The metadata in the CEC's files tells us what their computers were running when those files were created. It does not tell us what they are running today. It is possible -- in theory -- that the CEC has since upgraded to legitimate, properly licensed, fully patched software.
But there has been no public announcement of such an upgrade. No audit results have been published. No transparency report has been issued about the CEC's IT infrastructure. The files we analyzed were the most recent files available from elections.am.
Has the Central Election Commission upgraded to legitimate, licensed, properly patched software ahead of the June 7, 2026 election? If so, when? Has an independent IT audit been conducted? Have the machines that carried the SPecialiST RePack and Grizli777 fingerprints been forensically examined for malware?
If the answer to any of these questions is "no" -- then Armenia's next election will be administered on the same pirated Russian software documented in this investigation.
9. Methodology
REPRODUCIBLE
This investigation is based entirely on publicly available data. Every step can be reproduced independently.
- File recovery: 821 files were recovered from elections.am through the Wayback Machine (web.archive.org).

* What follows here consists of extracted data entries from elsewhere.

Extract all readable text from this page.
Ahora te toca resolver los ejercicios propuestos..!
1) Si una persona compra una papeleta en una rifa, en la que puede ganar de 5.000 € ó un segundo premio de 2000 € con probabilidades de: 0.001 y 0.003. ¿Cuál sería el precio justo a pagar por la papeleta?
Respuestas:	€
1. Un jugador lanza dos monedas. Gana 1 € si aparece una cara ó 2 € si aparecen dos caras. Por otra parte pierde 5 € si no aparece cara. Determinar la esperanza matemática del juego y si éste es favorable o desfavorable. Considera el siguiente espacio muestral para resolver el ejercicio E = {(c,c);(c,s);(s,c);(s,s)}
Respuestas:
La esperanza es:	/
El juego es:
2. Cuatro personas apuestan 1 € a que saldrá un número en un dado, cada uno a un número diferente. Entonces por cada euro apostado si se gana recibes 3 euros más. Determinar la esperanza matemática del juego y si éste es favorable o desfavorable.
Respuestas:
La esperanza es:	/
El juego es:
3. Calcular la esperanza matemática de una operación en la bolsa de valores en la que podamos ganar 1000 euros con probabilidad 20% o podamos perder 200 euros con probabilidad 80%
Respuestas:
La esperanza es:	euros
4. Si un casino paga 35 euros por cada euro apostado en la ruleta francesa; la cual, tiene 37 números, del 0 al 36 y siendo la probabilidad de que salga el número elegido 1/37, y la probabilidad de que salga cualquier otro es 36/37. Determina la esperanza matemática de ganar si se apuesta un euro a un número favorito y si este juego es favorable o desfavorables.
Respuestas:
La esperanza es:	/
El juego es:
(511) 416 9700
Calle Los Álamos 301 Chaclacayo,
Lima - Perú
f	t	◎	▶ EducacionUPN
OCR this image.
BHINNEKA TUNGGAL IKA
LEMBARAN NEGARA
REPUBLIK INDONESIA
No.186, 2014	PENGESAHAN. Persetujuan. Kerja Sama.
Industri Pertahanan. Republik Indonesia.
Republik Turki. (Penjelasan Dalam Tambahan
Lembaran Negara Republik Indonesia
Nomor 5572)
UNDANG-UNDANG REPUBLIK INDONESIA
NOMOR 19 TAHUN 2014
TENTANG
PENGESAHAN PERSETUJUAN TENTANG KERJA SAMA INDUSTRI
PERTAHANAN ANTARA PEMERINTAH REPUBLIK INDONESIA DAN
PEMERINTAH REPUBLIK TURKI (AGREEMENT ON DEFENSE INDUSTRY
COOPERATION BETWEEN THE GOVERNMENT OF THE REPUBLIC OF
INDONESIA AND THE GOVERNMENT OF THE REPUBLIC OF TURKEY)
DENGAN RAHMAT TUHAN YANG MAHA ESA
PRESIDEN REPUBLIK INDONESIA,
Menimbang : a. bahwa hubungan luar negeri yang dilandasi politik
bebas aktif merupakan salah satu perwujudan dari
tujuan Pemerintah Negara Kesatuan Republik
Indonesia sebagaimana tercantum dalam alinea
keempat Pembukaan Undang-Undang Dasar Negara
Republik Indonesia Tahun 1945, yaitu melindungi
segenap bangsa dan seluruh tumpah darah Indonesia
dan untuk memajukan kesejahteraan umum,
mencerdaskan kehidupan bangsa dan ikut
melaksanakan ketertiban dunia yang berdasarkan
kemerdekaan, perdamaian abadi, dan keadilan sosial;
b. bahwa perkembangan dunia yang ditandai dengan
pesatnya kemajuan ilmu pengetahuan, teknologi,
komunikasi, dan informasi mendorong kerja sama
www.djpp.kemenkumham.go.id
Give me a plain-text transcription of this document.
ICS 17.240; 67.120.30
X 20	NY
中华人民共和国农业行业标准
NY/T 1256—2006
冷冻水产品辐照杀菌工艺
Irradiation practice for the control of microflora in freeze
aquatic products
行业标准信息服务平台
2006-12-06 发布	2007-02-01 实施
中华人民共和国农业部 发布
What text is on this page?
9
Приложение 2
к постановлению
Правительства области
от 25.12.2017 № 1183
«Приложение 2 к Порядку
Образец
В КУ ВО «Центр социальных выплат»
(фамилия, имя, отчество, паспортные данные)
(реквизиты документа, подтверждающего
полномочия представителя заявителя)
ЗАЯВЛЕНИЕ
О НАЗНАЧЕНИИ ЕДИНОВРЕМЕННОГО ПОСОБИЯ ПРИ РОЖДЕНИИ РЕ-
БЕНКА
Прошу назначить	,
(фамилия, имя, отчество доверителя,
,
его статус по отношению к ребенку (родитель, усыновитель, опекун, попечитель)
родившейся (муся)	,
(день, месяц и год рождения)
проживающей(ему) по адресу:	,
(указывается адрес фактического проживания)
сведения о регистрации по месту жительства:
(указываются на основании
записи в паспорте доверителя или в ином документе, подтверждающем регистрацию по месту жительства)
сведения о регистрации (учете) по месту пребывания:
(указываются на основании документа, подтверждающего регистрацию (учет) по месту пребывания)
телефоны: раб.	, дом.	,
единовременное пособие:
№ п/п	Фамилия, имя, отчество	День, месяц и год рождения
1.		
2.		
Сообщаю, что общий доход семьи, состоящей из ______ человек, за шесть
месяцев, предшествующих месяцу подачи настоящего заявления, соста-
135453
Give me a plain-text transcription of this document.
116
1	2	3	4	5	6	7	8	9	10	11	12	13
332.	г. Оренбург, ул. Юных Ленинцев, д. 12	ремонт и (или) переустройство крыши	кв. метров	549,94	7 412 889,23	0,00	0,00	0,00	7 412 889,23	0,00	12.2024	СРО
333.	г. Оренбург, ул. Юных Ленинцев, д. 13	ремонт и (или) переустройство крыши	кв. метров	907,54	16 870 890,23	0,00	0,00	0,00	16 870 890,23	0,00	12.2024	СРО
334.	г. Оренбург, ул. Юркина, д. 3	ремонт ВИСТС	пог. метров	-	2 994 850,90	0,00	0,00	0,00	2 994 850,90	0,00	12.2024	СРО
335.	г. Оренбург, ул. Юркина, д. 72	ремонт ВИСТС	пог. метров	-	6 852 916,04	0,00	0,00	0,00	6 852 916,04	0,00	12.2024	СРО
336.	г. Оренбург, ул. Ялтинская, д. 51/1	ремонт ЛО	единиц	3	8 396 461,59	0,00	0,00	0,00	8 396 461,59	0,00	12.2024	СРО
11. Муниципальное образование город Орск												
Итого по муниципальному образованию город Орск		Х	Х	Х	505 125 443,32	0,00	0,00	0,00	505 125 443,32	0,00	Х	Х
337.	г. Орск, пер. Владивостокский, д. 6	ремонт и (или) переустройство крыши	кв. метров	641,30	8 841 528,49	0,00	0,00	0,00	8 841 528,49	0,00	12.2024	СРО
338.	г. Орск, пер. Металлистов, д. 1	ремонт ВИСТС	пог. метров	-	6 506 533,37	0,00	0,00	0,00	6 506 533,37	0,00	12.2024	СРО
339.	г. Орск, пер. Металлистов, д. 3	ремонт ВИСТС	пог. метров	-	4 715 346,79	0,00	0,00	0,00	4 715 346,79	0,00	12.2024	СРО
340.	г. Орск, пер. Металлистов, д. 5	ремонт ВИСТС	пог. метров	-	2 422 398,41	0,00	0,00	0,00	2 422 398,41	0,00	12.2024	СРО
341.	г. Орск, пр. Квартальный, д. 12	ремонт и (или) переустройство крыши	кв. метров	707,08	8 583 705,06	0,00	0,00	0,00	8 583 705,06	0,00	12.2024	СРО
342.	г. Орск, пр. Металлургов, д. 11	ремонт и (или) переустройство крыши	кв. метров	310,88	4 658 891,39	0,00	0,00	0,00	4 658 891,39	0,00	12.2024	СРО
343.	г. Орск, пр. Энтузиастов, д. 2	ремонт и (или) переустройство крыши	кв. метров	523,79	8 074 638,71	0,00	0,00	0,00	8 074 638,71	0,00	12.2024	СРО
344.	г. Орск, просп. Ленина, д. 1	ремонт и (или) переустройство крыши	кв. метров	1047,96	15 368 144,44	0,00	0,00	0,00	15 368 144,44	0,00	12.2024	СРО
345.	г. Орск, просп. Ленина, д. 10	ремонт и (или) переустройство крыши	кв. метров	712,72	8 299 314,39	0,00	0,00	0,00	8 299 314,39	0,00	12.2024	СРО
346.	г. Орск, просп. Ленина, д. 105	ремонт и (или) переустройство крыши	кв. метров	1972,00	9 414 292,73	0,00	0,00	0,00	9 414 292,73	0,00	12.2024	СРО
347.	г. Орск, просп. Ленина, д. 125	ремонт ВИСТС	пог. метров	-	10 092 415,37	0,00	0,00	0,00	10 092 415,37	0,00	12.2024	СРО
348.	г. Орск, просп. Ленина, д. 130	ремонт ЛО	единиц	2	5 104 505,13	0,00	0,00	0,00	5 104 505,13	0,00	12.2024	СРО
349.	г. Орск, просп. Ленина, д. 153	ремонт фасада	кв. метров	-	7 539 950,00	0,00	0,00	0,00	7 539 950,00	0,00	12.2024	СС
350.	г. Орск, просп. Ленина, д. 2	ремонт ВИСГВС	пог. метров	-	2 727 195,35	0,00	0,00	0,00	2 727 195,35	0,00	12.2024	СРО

These are unaltered copies of files that were publicly hosted on the CEC's official website.
- Metadata extraction: The Company metadata field was extracted from each file using standard document analysis tools. This field is set automatically by the Windows operating system and cannot be easily altered by end users.
- Identification: The Company values "SPecialiST RePack" and "Grizli777" were identified as piracy groups through public documentation -- they are widely discussed on security forums, piracy databases, and malware analysis sites.
No files were modified. No systems were accessed. No hacking was involved. The CEC published these files with piracy group names embedded in their metadata. We read them.